Nature built proteins through a process of evolution by natural selection and our approach is to study the relation between protein sequence and function via this process. To this end, we combine high-throughput microfluidics biochemistry experiments, statistical data analysis and mathematical models inspired by statistical physics to generate and analyze controlled evolutonary trajectories of proteins. The outputs of these trajectories are then compared with models derived from natural protein sequences.

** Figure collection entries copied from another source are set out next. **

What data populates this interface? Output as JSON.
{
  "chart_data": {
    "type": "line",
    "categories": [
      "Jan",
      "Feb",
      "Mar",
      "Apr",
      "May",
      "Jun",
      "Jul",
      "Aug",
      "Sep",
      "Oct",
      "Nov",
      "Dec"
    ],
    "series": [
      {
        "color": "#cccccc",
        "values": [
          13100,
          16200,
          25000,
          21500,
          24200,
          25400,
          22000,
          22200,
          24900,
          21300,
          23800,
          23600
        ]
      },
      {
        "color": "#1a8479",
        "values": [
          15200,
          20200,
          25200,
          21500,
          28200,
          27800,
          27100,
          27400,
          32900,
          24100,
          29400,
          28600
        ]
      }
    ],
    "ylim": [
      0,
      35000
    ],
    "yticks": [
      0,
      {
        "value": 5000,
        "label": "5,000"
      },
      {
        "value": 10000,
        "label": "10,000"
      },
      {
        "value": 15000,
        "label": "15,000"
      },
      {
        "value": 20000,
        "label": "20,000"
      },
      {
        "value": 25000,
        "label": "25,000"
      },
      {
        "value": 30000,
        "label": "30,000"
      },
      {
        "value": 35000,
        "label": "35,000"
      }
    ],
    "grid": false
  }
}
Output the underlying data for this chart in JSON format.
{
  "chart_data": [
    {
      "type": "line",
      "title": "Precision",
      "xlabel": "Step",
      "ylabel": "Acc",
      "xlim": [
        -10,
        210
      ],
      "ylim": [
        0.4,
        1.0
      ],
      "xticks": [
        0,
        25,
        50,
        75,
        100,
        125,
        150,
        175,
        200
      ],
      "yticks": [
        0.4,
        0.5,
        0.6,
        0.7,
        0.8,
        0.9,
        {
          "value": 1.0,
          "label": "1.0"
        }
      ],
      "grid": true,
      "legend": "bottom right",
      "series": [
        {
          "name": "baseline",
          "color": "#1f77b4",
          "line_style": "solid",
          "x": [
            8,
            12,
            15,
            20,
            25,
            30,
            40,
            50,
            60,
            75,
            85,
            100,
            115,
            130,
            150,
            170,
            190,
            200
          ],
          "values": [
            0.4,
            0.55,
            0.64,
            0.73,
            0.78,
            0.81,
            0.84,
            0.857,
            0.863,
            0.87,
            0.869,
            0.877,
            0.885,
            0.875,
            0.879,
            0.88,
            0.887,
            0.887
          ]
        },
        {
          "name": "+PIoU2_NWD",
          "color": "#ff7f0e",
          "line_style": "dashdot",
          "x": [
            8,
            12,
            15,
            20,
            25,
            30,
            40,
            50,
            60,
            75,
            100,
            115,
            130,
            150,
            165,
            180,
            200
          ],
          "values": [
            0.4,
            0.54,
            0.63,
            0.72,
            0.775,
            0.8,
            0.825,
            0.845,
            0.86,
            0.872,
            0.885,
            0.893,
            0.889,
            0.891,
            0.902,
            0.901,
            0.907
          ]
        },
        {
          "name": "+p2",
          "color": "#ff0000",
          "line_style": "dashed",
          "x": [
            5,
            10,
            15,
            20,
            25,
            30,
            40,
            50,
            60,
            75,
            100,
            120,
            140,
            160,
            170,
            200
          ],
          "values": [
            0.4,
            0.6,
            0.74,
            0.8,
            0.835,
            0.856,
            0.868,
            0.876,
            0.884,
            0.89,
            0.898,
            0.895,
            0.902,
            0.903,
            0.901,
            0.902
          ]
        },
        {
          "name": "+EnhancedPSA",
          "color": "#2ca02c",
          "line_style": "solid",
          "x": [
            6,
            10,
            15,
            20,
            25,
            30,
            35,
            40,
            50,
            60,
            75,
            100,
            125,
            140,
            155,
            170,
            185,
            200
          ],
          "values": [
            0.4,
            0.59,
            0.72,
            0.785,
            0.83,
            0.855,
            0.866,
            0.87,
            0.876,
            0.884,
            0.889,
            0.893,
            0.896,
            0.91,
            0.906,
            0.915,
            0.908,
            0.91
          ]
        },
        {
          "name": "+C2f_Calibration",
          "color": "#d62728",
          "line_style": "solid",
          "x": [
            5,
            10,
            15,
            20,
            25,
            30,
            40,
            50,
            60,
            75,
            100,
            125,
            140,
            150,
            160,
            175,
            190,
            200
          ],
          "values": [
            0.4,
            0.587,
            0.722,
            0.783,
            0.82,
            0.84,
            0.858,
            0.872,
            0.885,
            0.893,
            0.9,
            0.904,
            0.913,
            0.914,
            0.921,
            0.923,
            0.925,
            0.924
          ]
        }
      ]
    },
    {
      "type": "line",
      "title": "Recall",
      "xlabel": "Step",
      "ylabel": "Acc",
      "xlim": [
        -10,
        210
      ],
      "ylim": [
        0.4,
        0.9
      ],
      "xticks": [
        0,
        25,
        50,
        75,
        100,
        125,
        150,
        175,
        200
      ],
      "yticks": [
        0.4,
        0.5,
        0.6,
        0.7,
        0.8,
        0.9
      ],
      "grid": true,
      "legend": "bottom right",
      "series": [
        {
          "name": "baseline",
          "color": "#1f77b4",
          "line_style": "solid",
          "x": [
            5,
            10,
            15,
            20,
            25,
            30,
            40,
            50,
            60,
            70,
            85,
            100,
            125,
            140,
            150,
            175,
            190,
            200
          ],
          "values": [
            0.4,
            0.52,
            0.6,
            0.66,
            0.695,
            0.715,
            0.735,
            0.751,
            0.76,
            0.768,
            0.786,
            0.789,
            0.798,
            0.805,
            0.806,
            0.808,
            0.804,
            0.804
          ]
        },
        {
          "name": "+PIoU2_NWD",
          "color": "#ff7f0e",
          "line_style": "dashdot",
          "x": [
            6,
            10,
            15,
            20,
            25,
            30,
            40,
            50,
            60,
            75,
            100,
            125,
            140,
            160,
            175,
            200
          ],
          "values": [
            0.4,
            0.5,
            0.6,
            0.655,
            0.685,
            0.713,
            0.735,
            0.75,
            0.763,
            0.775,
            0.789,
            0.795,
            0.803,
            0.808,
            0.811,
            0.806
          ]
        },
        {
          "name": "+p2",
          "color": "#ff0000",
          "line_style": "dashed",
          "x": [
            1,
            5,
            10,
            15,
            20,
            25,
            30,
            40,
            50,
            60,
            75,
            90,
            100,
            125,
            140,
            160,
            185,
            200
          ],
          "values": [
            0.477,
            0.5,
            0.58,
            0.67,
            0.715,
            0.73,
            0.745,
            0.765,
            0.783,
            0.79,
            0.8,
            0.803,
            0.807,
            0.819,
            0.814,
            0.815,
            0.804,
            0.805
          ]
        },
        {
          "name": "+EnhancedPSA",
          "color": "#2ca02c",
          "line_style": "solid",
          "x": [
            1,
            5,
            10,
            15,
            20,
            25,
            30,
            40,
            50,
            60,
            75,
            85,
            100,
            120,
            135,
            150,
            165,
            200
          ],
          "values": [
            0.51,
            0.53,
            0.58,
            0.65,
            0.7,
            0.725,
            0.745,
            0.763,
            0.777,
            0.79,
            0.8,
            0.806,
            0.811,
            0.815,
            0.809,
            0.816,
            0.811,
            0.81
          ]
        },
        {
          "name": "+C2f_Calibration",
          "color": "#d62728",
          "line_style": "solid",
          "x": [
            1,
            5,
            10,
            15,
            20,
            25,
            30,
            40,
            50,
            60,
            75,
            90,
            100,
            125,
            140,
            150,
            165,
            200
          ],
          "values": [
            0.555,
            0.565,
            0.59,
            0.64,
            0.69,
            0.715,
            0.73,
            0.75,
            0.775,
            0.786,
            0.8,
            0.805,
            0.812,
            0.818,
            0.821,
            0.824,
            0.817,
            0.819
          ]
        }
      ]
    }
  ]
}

Our current experimental workflow consists in constructing libraries of millions of mutants of an enzyme, which we encapsulate one by one in monodisperse droplets. The proteins in each droplet are expressed, assayed for enzymatic function using fluorescent assays and sorted into bins that correspond to each level of enzymatic activity. Deep sequencing of genes that encode the proteins in each bin yields quantitative information on the relation between sequence (genotype) and function (phenotype). This large scale inferrence of genotype-phenotype mapping (or ’’fitness landscape’’) can be compared to models derived from natural enzyme sequence repositories.

We propose several lines of work on this theme for a Master internship/PhD thesis, ranging from purely theoretical to predominantly experimental, depending on the interests of the candidate. A background in quantitative sciences (physics, maths or engineering) is desirable but no prior knowledge in protein evolution or biology is required if the candidate has the motivation to learn these subjects.